Strasbourg Place Financière et tertiaire : une approche bienveillante pour les chefs d’entreprise en détresse

Association réunissant plus de 130 acteurs du monde financier local 

Justine Schoettel Présidente d’APESA 67 (Aide Psychologique aux Entrepreneurs en Souffrance Aigue) et vice-présidente d'APESA FRANCE © DRUne approche bienveillante pour les chefs d’entreprise en détresse

Comment est née votre association ?

L’APESA a été créée par Marc Binnié, greffier au Tribunal de Commerce de Saintes, et Jean-Luc Douillard, psychologue clinicien, à partir d’un constat : il n’existe aucun dispositif d’aide aux entrepreneurs en souffrance psychologique. Un chef d’entreprise en détresse ne demande pas d’aide, il ne fait pas part de sa souffrance et cela peut le conduire au suicide. APESA a donc constitué un réseau national de sentinelles. Il s’agit principalement de greffiers, magistrats, mandataires de justice, experts-comptables, juges consulaires… qui, après une formation d’une demi-journée, sont en mesure de déclencher une procédure d’alerte lorsqu’ils sont confrontés à ce type de situation. Ils sont 129 en Alsace.

Comment aidez-vous les chefs d’entreprise en situation de détresse psychologique ?

Lorsqu’une alerte est déclenchée par une de nos sentinelles, le chef d’entreprise est contacté par téléphone dans un délai maximum de 24 heures, mais souvent dans l’heure qui suit, afin d’évaluer la gravité de sa situation. Si nécessaire, il est ensuite pris en charge gratuitement et en toute confidentialité par un de nos psychologues spécialisés lors de cinq séances, voire plus si nécessaire. C’est une vraie cellule de « gestion de crise » qui est mise en œuvre pour éviter un passage à l’acte. Le dispositif peut aussi concerner le conjoint du dirigeant.
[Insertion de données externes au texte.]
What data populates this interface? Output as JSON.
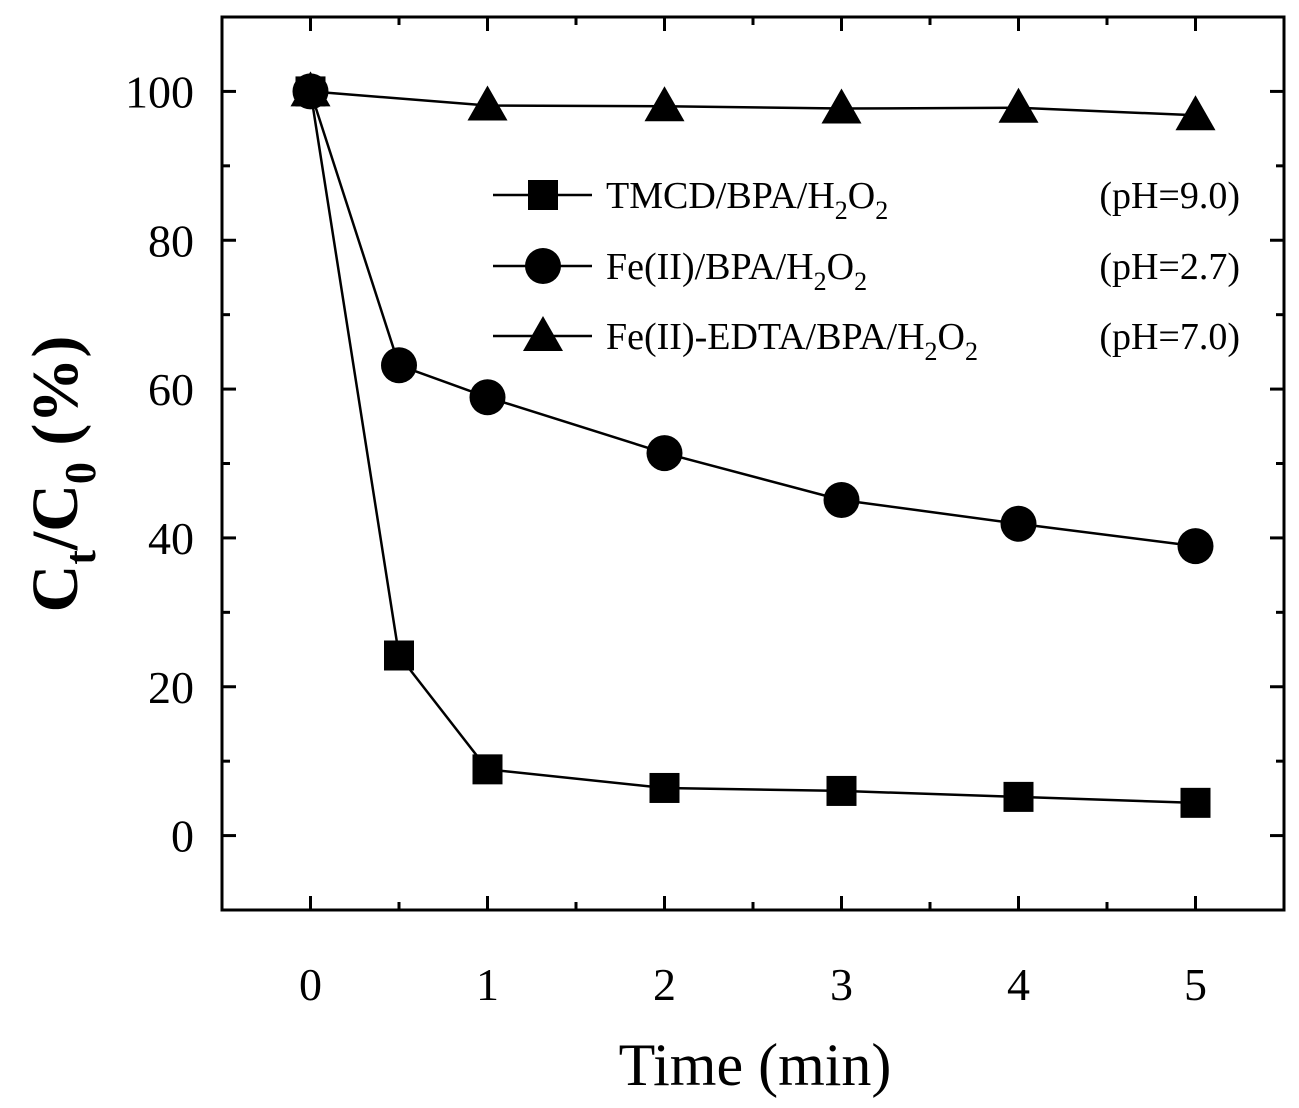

Depuis la création de nos antennes bas-rhinoise en 2019 et haut-rhinoise en 2020, nous avons détecté 133 dirigeants « à risque », dont 101 ont bénéficié d’une prise en charge psychologique.

Parmi les phrases clés de votre dispositif figure la question « Et vous personnellement comment allez-vous ? ». Pourquoi cette question ?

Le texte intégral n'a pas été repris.